For the first two years of our marriage, there had been the occasional languor, when we could talk about matters of inconsequence without hurting each other. But since the birth of our son, the fighting had been ceaseless. For both of us, it had been such a relief when I had been posted away to Hiroshima to build kites.
And now I was returning home – but a quite different man from the beast who had left Nagasaki three months ago. As the train trickled on through the night, I wondered if it was too late to save the marriage. Were we now so deeply entrenched that there was nothing that I could do or say to win Mako round? I could – would – apologise. I would try to make a fresh start and strive to court her anew. But would it be enough? Or was I destined for another torrent of Mako’s abuse, and meanwhile denied the satisfaction of answering her back?
I had been looking out of the window, though oblivious to the spectre of the trees and the smoke sparks that glowed in the night. Shinzo had been watching me for some time.
“I know what you’re thinking,” he said.
I continued to stare blindly out of the window. “What am I thinking?”

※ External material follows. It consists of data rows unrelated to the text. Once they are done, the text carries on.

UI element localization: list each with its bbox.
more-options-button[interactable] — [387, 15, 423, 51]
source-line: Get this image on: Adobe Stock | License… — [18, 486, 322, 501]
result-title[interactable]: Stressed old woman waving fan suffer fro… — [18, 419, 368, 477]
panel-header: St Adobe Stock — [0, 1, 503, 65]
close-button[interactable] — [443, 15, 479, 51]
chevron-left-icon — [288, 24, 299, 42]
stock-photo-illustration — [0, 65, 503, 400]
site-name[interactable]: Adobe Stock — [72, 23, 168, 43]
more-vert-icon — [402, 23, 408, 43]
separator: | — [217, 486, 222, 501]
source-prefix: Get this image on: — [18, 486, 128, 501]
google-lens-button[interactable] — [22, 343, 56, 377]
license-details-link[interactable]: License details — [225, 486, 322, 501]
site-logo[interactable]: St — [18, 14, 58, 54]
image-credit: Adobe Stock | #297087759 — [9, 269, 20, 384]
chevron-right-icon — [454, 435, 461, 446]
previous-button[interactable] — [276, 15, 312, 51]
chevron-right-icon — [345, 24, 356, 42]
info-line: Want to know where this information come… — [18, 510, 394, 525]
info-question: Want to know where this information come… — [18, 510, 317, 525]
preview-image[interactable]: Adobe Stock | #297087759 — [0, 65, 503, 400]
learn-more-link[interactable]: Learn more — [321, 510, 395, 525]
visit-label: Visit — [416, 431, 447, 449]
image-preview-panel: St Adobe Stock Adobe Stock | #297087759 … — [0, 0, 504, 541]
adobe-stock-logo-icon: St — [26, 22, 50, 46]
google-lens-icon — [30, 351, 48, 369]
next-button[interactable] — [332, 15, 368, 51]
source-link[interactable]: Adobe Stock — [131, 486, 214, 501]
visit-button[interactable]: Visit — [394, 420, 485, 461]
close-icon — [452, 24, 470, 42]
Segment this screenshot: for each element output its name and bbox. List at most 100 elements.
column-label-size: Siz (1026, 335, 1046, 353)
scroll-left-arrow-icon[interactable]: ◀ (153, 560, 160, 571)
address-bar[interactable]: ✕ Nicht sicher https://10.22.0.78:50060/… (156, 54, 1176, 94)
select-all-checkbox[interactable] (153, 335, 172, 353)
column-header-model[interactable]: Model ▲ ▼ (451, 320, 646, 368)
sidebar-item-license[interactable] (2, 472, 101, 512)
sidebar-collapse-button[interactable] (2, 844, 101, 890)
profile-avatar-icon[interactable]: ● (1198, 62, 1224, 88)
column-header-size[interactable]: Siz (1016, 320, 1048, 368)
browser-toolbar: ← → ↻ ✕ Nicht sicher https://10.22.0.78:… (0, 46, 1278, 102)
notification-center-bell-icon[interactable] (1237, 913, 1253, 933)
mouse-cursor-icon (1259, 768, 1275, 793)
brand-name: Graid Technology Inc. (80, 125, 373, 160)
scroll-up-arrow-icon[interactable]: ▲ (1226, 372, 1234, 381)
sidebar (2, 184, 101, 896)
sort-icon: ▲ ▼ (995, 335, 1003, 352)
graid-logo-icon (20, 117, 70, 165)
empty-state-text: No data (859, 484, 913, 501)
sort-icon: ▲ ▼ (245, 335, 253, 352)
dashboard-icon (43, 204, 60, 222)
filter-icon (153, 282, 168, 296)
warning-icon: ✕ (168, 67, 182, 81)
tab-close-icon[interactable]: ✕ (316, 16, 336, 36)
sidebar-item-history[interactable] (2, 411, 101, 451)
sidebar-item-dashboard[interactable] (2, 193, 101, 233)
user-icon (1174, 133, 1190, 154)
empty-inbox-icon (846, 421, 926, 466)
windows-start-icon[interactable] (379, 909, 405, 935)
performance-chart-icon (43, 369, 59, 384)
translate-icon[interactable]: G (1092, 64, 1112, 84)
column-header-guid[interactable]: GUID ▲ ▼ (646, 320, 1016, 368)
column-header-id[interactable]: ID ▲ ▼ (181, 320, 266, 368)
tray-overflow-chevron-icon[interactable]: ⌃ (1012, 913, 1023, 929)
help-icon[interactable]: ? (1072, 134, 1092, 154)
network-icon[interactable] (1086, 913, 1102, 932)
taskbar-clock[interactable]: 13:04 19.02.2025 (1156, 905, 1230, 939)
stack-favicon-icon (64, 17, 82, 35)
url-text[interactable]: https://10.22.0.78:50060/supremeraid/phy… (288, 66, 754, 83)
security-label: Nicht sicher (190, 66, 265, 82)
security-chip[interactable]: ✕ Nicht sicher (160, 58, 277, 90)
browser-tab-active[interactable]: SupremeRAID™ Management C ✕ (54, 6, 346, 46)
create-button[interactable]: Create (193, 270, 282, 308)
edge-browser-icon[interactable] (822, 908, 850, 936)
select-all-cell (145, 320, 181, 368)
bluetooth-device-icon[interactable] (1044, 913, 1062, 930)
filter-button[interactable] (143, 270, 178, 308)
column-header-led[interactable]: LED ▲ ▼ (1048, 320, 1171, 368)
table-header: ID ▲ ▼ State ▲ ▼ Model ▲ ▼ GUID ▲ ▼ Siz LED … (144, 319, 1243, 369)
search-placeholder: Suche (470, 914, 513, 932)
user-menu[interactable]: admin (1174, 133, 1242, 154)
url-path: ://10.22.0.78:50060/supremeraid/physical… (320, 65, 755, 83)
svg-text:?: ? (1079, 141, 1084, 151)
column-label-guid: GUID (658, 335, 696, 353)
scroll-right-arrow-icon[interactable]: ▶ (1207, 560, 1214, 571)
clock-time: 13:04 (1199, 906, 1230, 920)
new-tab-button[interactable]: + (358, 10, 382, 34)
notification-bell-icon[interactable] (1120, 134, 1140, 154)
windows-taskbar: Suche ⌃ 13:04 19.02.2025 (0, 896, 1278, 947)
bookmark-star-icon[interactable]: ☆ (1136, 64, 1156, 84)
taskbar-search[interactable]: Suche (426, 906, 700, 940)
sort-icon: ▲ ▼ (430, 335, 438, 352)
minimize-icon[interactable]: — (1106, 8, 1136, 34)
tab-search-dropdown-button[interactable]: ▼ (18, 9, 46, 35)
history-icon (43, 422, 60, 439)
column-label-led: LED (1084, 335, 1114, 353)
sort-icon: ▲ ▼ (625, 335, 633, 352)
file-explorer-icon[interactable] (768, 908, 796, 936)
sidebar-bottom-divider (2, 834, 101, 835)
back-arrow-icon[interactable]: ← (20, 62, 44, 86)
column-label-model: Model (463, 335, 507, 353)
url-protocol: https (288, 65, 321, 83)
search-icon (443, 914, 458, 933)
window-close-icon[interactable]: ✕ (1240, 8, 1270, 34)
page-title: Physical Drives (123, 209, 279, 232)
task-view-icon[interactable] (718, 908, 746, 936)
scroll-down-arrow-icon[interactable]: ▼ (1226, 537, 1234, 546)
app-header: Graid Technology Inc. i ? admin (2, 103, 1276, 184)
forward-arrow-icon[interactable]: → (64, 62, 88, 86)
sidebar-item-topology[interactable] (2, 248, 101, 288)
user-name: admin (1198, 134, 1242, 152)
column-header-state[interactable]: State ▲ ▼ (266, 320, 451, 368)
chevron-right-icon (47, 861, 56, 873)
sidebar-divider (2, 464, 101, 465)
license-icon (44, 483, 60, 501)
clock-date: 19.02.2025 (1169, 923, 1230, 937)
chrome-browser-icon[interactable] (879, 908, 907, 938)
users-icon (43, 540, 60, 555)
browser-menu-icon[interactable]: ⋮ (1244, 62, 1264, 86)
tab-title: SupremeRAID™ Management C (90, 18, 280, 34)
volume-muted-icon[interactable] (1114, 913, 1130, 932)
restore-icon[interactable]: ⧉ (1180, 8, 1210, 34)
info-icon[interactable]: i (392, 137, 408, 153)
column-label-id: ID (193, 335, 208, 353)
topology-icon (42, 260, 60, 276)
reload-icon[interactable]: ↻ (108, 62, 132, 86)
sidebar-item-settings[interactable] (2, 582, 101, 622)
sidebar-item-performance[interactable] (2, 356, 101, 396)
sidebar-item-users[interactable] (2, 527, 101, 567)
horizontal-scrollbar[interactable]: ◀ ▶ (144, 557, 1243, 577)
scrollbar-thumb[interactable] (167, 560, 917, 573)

“Will Mako ever forgive you?”
“And what is the answer?” I turned my eyes to look at him.
“I doubt it.” He smoothed the girl’s hair. She was tucked into his flank, snuggled in the crook of his arm. “Mako is a very beautiful woman. She had high expectations.”
“How I hate high expectations.”
“Yes, it’s always better to be hopeful rather than expectant. But Mako expected much of you and her disappointment has now turned sour.” He peeled the skin off an onion that had gone soft with age, stripping the layers back and tossing them out of the window, until with one bite he ate it. “I presume that you’ll be going back to apologise. It might be too late.”
“It’s never too late.”
“It’s never too late – look what happened to you.”
“You noticed?”
“Noticed that this embittered old friend of mine is once again attempting to behave like a human being?”
I laughed and clapped him on the knee. Despite his ample girth, Shinzo was a sly fox. He did not miss a thing. “Should have married a woman like your Sakae? The pair of you define marital bliss.”
Shinzo dismissed the thought with a flick of his hand, as if the very acknowledgement of his own happiness would be an invitation to hubris. “We get on well,” he said. “She’s a fine woman and I love her. You may not consider her a beauty, but to my mind she’s beautiful.”